En tant que contributeur financier à l'infrastructure de Google Maps, le panoptique Google Street View constitue une mine de données pour l'analyse par apprentissage automatique. Outre sa propension à détecter involontairement des actes criminels, il a été utilisé pour estimer le revenu régional de la qualité des voitures dans les images Google Street View, évaluer la verdure en milieu urbain, identifier les poteaux électriques, classer les bâtiments et estimation la composition démographique des quartiers américains, parmi de nombreuses autres initiatives.

Statistiques limitées sur la diffusion des caméras de surveillance aux États-Unis

Malgré l'utilisation généralisée des données de Google Maps pour des initiatives d'apprentissage automatique socialement responsables, il existe très peu d'ensembles de données basés sur Street View qui incluent des exemples étiquetés de caméras de surveillance.

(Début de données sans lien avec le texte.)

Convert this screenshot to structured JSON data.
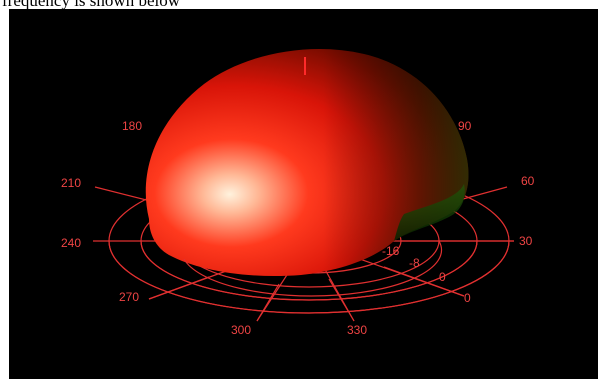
{
  "caption": "frequency is shown below",
  "colors": {
    "background": "#000000",
    "grid": "#e03030",
    "surface_highlight": "#ffe6cc",
    "surface_mid": "#e81818",
    "surface_shadow": "#3a1a00",
    "surface_green_tint": "#2a6a10"
  },
  "plot": {
    "azimuth_labels": [
      "0",
      "30",
      "60",
      "90",
      "180",
      "210",
      "240",
      "270",
      "300",
      "330"
    ],
    "radial_labels": [
      "-16",
      "-8",
      "0"
    ]
  }
}
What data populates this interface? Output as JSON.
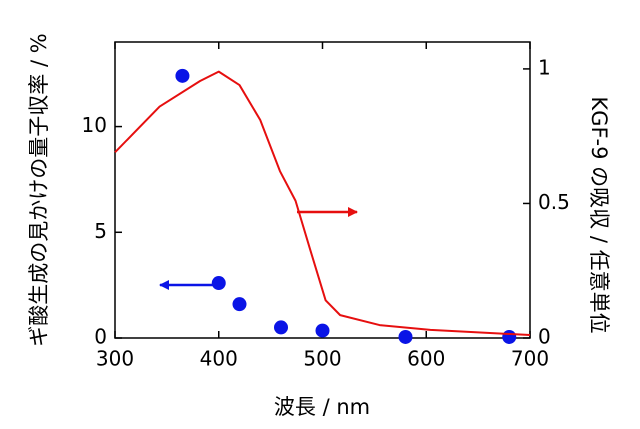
{
  "chart_data": {
    "type": "combo",
    "xlabel": "波長 / nm",
    "ylabel": "ギ酸生成の見かけの量子収率 / %",
    "y2label": "KGF-9 の吸収 / 任意単位",
    "xlim": [
      300,
      700
    ],
    "xticks": [
      300,
      400,
      500,
      600,
      700
    ],
    "ylim": [
      0,
      14
    ],
    "yticks": [
      0,
      5,
      10
    ],
    "y2lim": [
      0,
      1.1
    ],
    "y2ticks": [
      0,
      0.5,
      1
    ],
    "series": [
      {
        "type": "scatter",
        "color": "#0a14e6",
        "x": [
          365,
          400,
          420,
          460,
          500,
          580,
          680
        ],
        "values": [
          12.4,
          2.6,
          1.6,
          0.5,
          0.35,
          0.05,
          0.05
        ]
      },
      {
        "type": "line",
        "axis": "y2",
        "color": "#e60f0f",
        "x": [
          300,
          343,
          382,
          400,
          420,
          440,
          459,
          474,
          488,
          503,
          517,
          555,
          604,
          700
        ],
        "values": [
          0.69,
          0.86,
          0.955,
          0.99,
          0.94,
          0.81,
          0.62,
          0.51,
          0.33,
          0.14,
          0.085,
          0.048,
          0.03,
          0.011
        ]
      }
    ]
  }
}
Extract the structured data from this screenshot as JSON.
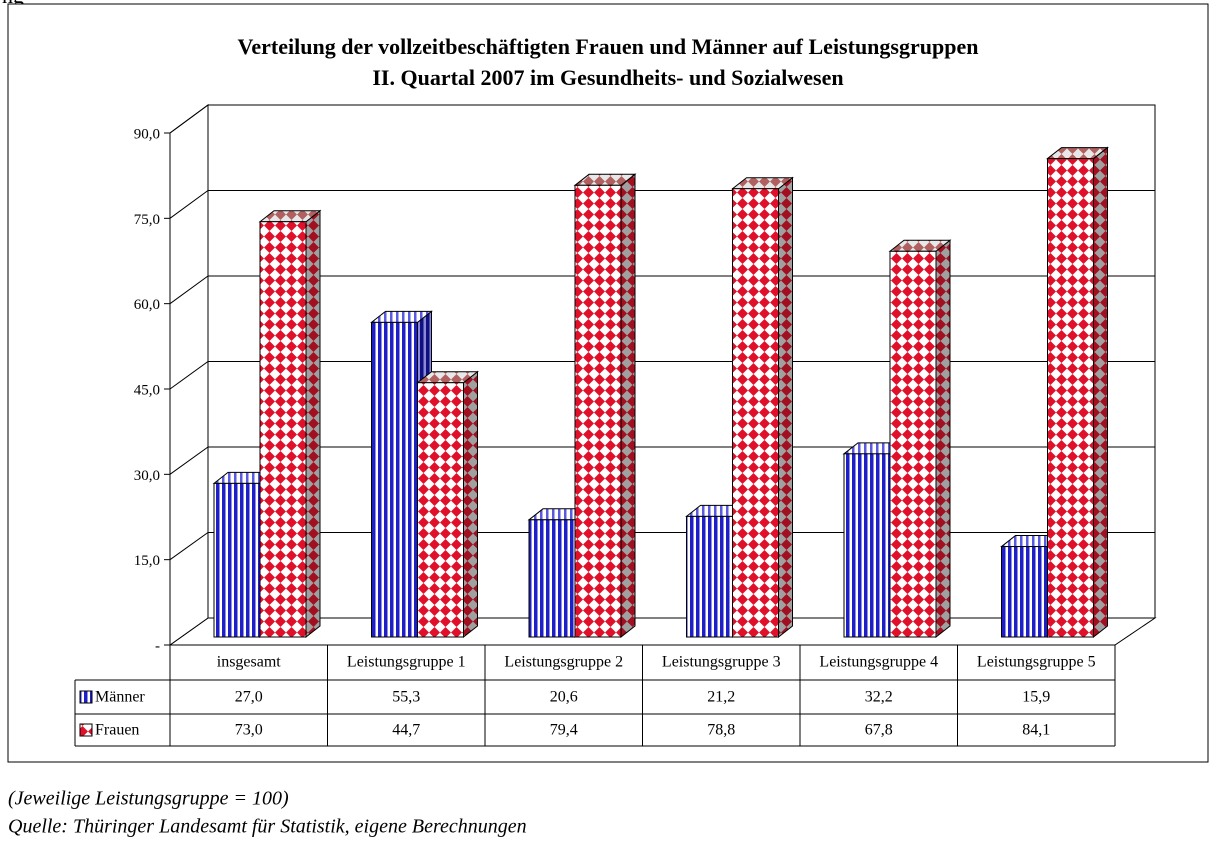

Jeu de données Mapillary Vistas fait partie du petit nombre disponible qui offre cette fonctionnalité, bien qu'il comprenne moins de 20 caméras vidéo publiques étiquetées aux États-Unis.

Une grande partie de l'infrastructure de vidéosurveillance aux États-Unis ne croise l'État que lorsque les autorités exigent des images corroborantes après des incidents locaux qui ont pu être enregistrés. Au-delà des réglementations de zonage et dans le contexte de lois permissives sur la protection de la vie privée qui ne traitent guère de la surveillance privée des espaces publics, il existe pas de cadre administratif fédéral qui peuvent fournir des statistiques précises sur le nombre de caméras orientées vers le public aux États-Unis.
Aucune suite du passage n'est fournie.